Something was very seriously wrong with the tactical picture.

“Admiral?” Buchanan’s voice asked, interrupting his thoughts. “All personnel are on board, except for a few who were taking liberty on Earth. We are ready to cast off.”

“Do it,” Koenig replied, distracted. He noted the time: 0308 hours.

“Aye, aye, sir. Helm! Maneuvering thrusters! Take us clear of the dock.”

Koenig felt the faint shudder as magnetic grapples released. The microgravity of CIC was momentarily interrupted by a hard nudge-the maneuvering thrusters firing to ease the kilometer-long star carrier clear. The external view displayed across CIC’s curving bulkheads showed the close-knit crisscross of struts and girders in the space dock gantry that now were receding at twenty meters per second.

Only thirty-three ships. That didn’t make any sense whatsoever. When Koenig had been planning to launch an incursion to Alphekka, Crown Arrow, he’d been planning on one hundred ships, including four carriers. And Alphekka, young, raw, and hot, wasn’t the home system of the Turusch or anybody else. At most it was only a logistics base or military staging area.

The Turusch would have to be insane as a species even to consider taking on the home system of Humankind with thirty-three ships.

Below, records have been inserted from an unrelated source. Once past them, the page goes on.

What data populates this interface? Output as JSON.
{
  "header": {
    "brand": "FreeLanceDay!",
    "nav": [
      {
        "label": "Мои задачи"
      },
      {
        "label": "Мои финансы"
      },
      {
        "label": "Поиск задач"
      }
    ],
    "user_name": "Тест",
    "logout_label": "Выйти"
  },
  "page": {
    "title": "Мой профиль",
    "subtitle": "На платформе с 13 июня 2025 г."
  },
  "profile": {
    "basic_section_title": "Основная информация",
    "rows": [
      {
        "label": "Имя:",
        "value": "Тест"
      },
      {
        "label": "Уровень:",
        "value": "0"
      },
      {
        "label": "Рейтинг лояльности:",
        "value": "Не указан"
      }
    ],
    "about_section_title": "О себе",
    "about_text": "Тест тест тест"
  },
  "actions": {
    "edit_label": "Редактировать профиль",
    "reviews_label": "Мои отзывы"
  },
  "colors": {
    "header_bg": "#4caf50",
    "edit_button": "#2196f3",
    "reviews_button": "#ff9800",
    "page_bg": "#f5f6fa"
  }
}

But thirty-three ships would make a good diversion.

Neptune was in the constellation Taurus, at a right ascension of four hours. The Turusch had emerged from metaspace in Pisces-around right ascension one hour. But if the Turusch were coming straight to Sol from either Eta Boötis or Alphekka, they would arrive first almost halfway around the sky-somewhere in the constellations of Boötis or Corona Borealis…say, somewhere around a right ascension of fifteen hours.

Did the Sh’daar empire completely surround Sol and the handful of star systems explored and colonized so far by men? Or had they sent those thirty-three ships on a long, round-about flank march, to have them approach Sol from Pisces, that part of the sky almost directly opposite Boötis and Corona Borealis?

Of one thing Koenig was certain. The enemy would not do such a thing for no reason…and right now the best reason Koenig could think of was that the Turusch wanted to focus the Confederation Navy’s attention on Taurus and Pisces right now.

Perhaps while the main fleet came in on a straight line from Eta Boötis or Alphekka. If they came fast enough, moved deep enough into the solar system before dropping out of metaspace, they might catch the majority of the Confederation fleet tens of AUs away from Earth…and accelerating in the wrong direction.

“God in heaven,” Koenig said softly.

“Is there a problem, Admiral?” Quintanilla asked. He was floating near the admiral’s couch.

“Yes, Mr. Quintanilla, there is. I think the Turusch are trying to pull a fast one on us.”

“Indeed?”

“Neptune is a diversion,” Koenig said. “They’re coming from the opposite side of the solar system.”

“And how do you figure that?”

“It’s what I would have done.”

“Admiral, the Joint Chiefs have given the matter considerable thought, and-”

“Comm!” Koenig barked, cutting Quintanilla off. “Put me through to Admiral Caruthers.”

He needed to discuss this with someone higher up in the command hierarchy.

And there wouldn’t be much time left.